Folgende Äußerungen kann man von den meisten Deutschen in jeder U-Bahn, in jeder Kneipe und in jeder Kirche öfter mal vernehmen:

„Nein, ich habe nichts gegen Ausländer, aber sie müssen sich integrationswillig zeigen.“

„Nein, wir sind nicht besser als Ausländer. Alle Menschen sind gleich. Sgar Frauen und Asylanten. Wir wollen sie auch gar nicht uns unterordnen - nur - sie müssen sich halt einordnen können.“

„Nein, mir ist egal, ob einer schwarz ist oder weiß, mir ist auch egal, was für eine Sprache er spricht, aber ein Fremder - ich möchte nicht das Wort 'Ausländer‘ gebrauchen muß sich anpassen können.“

Aus diesen, uns Deutschen von Deutschen in den Mund gelegten Worten läßt sich doch folgende These ableiten: „Integration heißt Anpassung.“

Das bedeutet doch aber, daß wir nur denjenigen in Deutschland tolerieren, der sich unserer Gesellschaft, unserem Leben anpaßt. Wir können Toleranz also nur demjenigen entgegenbringen, der unserem Abbild entspricht. Im Endeffekt können wir also nur uns selbst akzeptieren und tolerieren.

(...) Das Leben mit mehreren Kulturen ist mehr als nur die logische Konsequenz eines „Europäischen Hauses“, es ist eine - vielleicht sogar die einzige - Chance des friedlichen und harmonischen Miteinanders. (...) Beim Wort und der Politik des „Nebeneinander“ winkt bereits das Wort und die Politik der „Ausgrenzung“ mit dem Zaunpfahl. Und der Frieden ist doch nur aus machtpolitischen und wirtschaftlichen Interessen begründet - und somit zwangsweise nur momentan und wird mit einer Politik der „Abschreckung“ im wahrsten Sinne des Wortes teuer erkauft.

(...) Nur Harmonie untereinander sichert dauerhaft den Frieden. Und somit stellt jeder Ausländer, der nach Deutschland kommen will - aus welchen Gründen auch immer eine Bereicherung dar. Denn es gehört viel Mut dazu, einen anderen Kulturkreis zu betreten und seinen eigenen zu verlassen. Wir dürfen diesen Mut daher auch nicht länger mit „Ausländergesetzen“ Marke „Helmut“ bestrafen.

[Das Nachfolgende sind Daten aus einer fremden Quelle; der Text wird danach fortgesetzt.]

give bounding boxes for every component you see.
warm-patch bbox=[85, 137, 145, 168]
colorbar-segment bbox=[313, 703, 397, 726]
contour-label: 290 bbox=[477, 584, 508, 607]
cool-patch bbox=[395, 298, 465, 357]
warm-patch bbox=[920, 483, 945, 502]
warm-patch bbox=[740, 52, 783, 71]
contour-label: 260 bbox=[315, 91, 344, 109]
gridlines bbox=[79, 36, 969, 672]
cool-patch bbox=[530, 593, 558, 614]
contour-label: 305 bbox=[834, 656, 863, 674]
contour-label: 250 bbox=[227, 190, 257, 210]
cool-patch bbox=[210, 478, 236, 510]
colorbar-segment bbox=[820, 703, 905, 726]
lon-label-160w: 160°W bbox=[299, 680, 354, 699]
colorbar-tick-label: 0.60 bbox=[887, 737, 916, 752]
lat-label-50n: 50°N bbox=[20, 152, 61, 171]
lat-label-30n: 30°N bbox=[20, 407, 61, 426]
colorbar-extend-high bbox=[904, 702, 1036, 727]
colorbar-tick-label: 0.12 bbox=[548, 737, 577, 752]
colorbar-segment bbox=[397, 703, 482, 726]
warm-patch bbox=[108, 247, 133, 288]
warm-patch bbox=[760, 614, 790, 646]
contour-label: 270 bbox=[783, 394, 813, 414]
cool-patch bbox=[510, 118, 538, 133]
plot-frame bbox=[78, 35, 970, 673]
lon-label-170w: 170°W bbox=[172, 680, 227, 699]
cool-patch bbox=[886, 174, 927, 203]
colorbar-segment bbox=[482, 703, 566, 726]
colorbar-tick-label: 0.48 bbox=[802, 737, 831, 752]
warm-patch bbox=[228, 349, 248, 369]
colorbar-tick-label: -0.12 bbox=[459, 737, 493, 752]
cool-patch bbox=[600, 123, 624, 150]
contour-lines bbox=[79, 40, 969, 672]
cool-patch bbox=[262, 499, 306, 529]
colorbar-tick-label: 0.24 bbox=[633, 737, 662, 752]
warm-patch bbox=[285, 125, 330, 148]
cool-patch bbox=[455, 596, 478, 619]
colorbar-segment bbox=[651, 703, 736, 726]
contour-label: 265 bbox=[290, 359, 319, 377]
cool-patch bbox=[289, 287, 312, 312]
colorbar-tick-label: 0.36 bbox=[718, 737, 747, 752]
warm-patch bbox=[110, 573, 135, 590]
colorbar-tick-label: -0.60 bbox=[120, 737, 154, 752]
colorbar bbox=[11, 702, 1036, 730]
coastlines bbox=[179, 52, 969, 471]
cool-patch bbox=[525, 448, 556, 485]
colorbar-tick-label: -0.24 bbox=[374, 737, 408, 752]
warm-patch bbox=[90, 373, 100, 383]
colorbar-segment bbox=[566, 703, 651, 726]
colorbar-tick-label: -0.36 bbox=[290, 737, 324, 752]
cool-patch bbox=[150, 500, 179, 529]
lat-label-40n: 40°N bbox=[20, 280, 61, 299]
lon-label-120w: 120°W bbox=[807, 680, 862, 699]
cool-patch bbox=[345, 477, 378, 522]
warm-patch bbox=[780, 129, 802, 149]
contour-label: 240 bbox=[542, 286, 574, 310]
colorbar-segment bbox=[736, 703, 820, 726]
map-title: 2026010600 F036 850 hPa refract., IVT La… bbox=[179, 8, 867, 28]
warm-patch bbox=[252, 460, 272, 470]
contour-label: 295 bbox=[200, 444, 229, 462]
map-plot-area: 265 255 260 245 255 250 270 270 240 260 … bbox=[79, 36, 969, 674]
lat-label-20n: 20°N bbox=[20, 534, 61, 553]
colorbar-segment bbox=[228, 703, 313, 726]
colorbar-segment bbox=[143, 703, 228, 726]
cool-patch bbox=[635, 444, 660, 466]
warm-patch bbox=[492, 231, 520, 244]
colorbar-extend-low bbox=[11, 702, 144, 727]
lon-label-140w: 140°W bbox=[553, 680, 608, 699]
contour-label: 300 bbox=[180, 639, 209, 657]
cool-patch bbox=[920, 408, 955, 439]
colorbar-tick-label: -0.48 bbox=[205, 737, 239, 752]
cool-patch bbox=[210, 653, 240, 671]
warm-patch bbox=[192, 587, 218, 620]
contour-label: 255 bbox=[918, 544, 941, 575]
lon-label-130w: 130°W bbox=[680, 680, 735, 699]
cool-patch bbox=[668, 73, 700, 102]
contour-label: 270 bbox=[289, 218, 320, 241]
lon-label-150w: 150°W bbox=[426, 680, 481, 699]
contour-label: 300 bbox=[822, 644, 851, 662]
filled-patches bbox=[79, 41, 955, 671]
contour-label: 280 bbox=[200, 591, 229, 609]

(...) Während der Bundespräsident vor Nationalismus warnt, verspricht der Kanzler der noch-BRD „ein Jahrzehnt der Europäer“ - und nicht der Japaner oder Amerikaner. Ist dieser fortschrittliche Gedanke eines „Europa“ somit nicht in Wirklichkeit ein Rückschritt? In meinen kurzsichtigen Augen schon, jedenfalls solange er den Nationalismus nationaler Ebene lediglich durch einen Nationalismus kontinentaler Ebene ersetzt. So wie Helmut Kohl es beim Kirchentag als ein in erste Linie sich selbst liebender Christ dargestellt hat, grenzt ein Europa die Japaner, Amerikaner und andere nicht „nur“ aus, sondern richtet sich sogar offen gegen sie.

Mit dem Hintergrund, daß das Unmögliche immer wieder gedacht werden muß, damit sich das Mögliche retten läßt, appeliere ich an jedeN: Harmonisches Miteinander statt friedliches Nebeneinander. Laßt uns verhindern, daß unsere Erde das gleiche Schicksal wie Atlantis erleidet.